Seluruh manusia perlu kembali ke gua-gua perenungan sebagaimana Nabi Muhammad SAW bertahun-tahun melakukan perenungan di Gua Hira, seperi Nabi Musa merenung di gunung, seperti Nabi Ibrahim merenung di padang pasir, seperti Nabi Idris merenung di laut. Memikirkan kembali, memverifikasi, apakah pemikiran-pemikiran rasional empiris yang hanya mengandalkan pengetahuan alam telah menjamin keseimbangan dan kesejahteraan alam dan seluruh penghuninya. Pencemaran laut oleh plastik, pencemaran sungai oleh limbah pabrik dan domestik, eksploitasi air tanah, penjarahan hutan, pencemaran udara oleh gas buang mesin, dan pandemi penyakit menular yang menandai abad ini, direncanakan manusia atau tidak,  ini adalah fakta bahwa pola pikir yang dikembangkan 100 hingga 1000 tahun berujung dengan krisis kemanusiaan dan kerusakan lingkungan alam.

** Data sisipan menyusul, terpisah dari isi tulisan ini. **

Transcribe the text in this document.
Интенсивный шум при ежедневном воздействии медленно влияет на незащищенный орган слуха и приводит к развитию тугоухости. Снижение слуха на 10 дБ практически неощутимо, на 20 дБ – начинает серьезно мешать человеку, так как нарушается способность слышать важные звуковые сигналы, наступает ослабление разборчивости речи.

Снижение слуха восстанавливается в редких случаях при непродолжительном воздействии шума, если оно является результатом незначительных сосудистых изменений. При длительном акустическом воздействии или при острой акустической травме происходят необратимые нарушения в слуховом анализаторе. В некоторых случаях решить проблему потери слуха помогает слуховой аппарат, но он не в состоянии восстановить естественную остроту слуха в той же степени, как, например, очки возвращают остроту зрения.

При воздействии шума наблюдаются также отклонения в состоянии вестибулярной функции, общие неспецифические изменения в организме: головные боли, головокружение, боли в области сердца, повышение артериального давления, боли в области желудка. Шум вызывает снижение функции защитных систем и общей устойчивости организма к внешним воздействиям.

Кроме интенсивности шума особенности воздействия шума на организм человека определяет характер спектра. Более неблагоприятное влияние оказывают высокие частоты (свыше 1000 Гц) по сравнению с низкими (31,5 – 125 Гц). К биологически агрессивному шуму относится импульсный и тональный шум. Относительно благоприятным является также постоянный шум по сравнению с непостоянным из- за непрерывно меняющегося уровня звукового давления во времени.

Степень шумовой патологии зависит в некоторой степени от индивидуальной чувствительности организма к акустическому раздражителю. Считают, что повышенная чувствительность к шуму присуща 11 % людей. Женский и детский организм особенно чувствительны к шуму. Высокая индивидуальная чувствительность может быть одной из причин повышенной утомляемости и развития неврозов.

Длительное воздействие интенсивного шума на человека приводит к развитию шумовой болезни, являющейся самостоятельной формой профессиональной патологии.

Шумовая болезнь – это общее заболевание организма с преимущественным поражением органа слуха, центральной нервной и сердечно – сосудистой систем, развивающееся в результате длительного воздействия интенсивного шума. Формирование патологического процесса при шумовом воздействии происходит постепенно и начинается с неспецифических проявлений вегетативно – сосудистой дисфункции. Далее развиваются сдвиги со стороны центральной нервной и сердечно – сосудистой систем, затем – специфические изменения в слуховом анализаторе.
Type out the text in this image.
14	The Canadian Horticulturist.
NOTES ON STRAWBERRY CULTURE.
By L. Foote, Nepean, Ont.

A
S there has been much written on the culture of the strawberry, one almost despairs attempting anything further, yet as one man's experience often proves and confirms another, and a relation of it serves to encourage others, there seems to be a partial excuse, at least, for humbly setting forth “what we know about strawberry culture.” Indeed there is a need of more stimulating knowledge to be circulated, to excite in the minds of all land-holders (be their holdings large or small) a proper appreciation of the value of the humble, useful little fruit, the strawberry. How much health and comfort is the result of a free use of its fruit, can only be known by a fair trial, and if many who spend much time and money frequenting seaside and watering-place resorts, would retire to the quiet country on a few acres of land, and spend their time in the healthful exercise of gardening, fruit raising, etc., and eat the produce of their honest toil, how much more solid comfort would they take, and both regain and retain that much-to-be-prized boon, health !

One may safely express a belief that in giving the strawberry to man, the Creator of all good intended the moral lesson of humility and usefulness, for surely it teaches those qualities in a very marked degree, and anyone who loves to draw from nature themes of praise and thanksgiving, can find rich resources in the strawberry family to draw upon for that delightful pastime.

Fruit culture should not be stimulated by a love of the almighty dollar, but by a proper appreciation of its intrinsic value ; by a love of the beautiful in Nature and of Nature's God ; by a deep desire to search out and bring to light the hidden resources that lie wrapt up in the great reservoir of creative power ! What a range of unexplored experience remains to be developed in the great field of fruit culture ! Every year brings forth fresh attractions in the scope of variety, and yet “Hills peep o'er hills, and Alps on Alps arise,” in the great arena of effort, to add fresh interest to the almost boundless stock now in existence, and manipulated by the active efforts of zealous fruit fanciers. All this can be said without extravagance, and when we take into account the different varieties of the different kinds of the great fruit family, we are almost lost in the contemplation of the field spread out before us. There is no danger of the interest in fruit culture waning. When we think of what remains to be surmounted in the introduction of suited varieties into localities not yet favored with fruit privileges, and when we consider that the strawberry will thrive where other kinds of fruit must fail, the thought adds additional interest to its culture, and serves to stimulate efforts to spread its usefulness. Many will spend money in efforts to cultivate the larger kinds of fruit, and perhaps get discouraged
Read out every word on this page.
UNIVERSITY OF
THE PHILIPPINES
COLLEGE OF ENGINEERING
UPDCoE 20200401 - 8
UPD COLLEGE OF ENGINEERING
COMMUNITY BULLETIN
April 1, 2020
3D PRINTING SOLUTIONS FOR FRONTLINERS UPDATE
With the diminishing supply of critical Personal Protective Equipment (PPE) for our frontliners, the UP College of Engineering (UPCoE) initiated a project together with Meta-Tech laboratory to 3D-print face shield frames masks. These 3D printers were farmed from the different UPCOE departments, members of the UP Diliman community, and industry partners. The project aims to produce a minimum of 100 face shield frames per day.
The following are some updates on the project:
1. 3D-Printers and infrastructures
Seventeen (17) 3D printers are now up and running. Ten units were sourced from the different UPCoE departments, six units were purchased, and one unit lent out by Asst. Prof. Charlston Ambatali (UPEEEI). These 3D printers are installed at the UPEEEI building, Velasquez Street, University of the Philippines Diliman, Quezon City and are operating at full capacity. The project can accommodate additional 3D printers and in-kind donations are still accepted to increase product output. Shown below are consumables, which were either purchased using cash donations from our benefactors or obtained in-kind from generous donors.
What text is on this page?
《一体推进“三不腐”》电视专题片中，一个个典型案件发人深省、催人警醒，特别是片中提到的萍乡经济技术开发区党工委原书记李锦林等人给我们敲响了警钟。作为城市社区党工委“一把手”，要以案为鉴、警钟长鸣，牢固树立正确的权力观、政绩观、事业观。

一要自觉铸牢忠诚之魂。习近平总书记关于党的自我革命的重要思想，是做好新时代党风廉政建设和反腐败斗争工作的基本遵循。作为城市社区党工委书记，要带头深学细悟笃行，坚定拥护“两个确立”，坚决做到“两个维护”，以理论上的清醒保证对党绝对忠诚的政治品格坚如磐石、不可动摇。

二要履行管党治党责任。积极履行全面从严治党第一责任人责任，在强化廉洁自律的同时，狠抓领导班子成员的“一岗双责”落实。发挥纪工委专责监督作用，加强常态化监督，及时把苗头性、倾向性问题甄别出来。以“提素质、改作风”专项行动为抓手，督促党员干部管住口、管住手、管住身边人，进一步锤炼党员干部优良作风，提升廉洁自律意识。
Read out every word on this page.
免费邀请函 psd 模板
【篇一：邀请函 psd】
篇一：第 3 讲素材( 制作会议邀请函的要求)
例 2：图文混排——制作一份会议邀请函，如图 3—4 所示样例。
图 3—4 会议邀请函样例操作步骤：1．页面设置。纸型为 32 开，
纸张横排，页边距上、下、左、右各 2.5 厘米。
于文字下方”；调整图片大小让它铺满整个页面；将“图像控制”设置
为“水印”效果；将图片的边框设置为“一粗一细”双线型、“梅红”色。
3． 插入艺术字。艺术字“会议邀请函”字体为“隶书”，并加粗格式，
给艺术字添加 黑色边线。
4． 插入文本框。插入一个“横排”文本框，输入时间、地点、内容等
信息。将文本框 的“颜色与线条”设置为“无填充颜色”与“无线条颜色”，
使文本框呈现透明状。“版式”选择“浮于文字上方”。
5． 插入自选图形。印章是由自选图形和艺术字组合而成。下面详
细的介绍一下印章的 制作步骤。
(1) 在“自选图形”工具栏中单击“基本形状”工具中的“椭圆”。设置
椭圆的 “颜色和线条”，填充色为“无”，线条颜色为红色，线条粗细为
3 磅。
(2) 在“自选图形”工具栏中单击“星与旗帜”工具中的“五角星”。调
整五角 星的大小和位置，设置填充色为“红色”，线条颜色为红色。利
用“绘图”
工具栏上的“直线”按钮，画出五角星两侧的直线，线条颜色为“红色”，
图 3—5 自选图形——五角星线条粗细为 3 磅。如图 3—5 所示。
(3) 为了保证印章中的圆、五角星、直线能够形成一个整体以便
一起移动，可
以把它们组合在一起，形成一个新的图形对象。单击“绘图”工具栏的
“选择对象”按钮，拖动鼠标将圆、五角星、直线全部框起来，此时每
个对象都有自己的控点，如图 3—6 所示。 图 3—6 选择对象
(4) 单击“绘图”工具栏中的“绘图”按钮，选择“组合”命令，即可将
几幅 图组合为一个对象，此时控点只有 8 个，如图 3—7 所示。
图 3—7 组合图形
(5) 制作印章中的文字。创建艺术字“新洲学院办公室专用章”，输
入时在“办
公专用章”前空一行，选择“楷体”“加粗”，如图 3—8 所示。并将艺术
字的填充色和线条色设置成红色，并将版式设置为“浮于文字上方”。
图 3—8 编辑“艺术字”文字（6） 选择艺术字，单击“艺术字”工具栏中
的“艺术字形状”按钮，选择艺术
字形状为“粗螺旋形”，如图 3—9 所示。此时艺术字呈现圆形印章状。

Saatnya kita kembali pada Tuhan yang maha kuasa, yang maha mengatur, dan menggunakan pengetahuan dari Tuhan melalui kitab suci Al-Qur’an untuk membangun dan mengembangkan cara pandang, nilai-nilai, dan prinsip-prinsip hidup modern dari yang maha mengetahui. Seluas ilmu yang dimiliki manusia, sedalam ilmu yang dikuasai, manusia tetap bodoh karena masih banyak yang tidak diketahuinya. Pengakuan manusia bahwa Allah maha tahu dan manusia tidak mengetahui, akan melahirkan manusia-manusia rendah hati dan bijaksana dalam mengembangkan teknologi dan bersahabat dengan sesama manusia dan semesta alam. “Dialah Yang Awal dan Yang Akhir, Yang Lahir dan Yang Batin; dan Dia Maha Mengetahui segala sesuatu”. (Al Hadiid, 57:3). Wallahu’alam.